# Sleeping pattern



## HillarysMom (Jun 2, 2013)

Hillary seems to sleep all day and night. 

She is quilling. 

When I wake up or come home from work I see signs that she has been out and eaten, used the restroom etc. My boyfriend will removed her house and blanket at 1230 am so when I get home at 1 she is awake. But other than that she probably sleeps 18-20 hours. (thats a rough estimate.) 

Is this normal?


----------



## CinnasParents (Mar 7, 2013)

How old is she? If she's still really young, it is completely normal for her to be sleeping a lot. Babies love to sleep more than anything else.
Does she have a normal light cycle (12hrs light, 12 hrs dark)? Does she have a wheel and run on it?
Why is your boyfriend removing her house and blanket?


----------



## HillarysMom (Jun 2, 2013)

She is 9 weeks old, she has a wheel (but not a avid user) and no she doesn't have a light/dark schedule. 

Rob removes her blanket and house so that she can wake up and eat and drink. At first when I would come in and try to pick her up right out of sleep she would get stressed out and not uncurl from a ball for the time I would be holding her. When she has that 30 minutes to wake up she eats and drinks (sometimes if she hasn't been woken up I can tell she hasn't touched anything) and it seems to go smoothly for her.


----------



## CinnasParents (Mar 7, 2013)

At nine weeks, especially during quilling, it is normal for her to want to sleep a lot. Is she having dry skin or anything from quilling? Shadow only wanted to eat and sleep during that time, and now he enjoys running nightly.

I would try establishing a light schedule for her. My babies function better with one. Cinna slept and had a weird schedule until I put him on one.

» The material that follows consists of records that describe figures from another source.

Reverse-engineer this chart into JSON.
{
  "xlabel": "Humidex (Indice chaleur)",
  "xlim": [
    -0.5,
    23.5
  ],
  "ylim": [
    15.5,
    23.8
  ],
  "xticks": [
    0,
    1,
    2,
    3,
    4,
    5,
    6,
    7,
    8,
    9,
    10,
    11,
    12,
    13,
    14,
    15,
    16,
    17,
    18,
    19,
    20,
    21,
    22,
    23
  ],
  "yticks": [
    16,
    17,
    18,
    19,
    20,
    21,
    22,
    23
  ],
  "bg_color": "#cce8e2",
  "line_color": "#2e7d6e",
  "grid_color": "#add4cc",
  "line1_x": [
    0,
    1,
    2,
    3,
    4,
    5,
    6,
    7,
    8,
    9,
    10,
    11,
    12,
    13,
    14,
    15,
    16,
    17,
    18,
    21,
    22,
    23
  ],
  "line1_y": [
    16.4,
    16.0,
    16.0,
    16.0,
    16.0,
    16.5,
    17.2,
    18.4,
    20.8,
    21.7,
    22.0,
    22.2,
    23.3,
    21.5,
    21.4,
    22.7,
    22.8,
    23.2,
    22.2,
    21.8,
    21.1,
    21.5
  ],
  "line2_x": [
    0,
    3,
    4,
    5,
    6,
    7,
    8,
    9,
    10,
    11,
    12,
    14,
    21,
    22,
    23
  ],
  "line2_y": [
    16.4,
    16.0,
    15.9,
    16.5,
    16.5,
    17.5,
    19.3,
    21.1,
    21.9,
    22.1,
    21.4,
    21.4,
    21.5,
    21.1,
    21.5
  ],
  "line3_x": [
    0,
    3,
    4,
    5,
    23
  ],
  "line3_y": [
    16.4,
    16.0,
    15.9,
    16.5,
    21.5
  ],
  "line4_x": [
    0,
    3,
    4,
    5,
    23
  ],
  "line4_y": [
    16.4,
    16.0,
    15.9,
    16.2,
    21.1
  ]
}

My boyfriend's name is Rob as well  hah It's good that you allow time for her to wake and adjust before taking her out.


----------



## HillarysMom (Jun 2, 2013)

She does have dry skin. I given her a bath with aveeno with oatmeal (frag. free  ) then applied e.v.o.o. She seems to be doing well with that combo and doesnt mind bath too much. Thanks for the help. In the 2 weeks we have had her, she went from 6.5 to 9.7 ounces. So I thought maybe it was her sleeping pattern because we kept the same food


----------



## CinnasParents (Mar 7, 2013)

You can also try a bath with some plain oatmeal in a sock as well if she doesn't need to be shampooed. That calmed Shadow down a lot when he was quilling.
I'm glad she's doing well with you though  she sounds sweet!


----------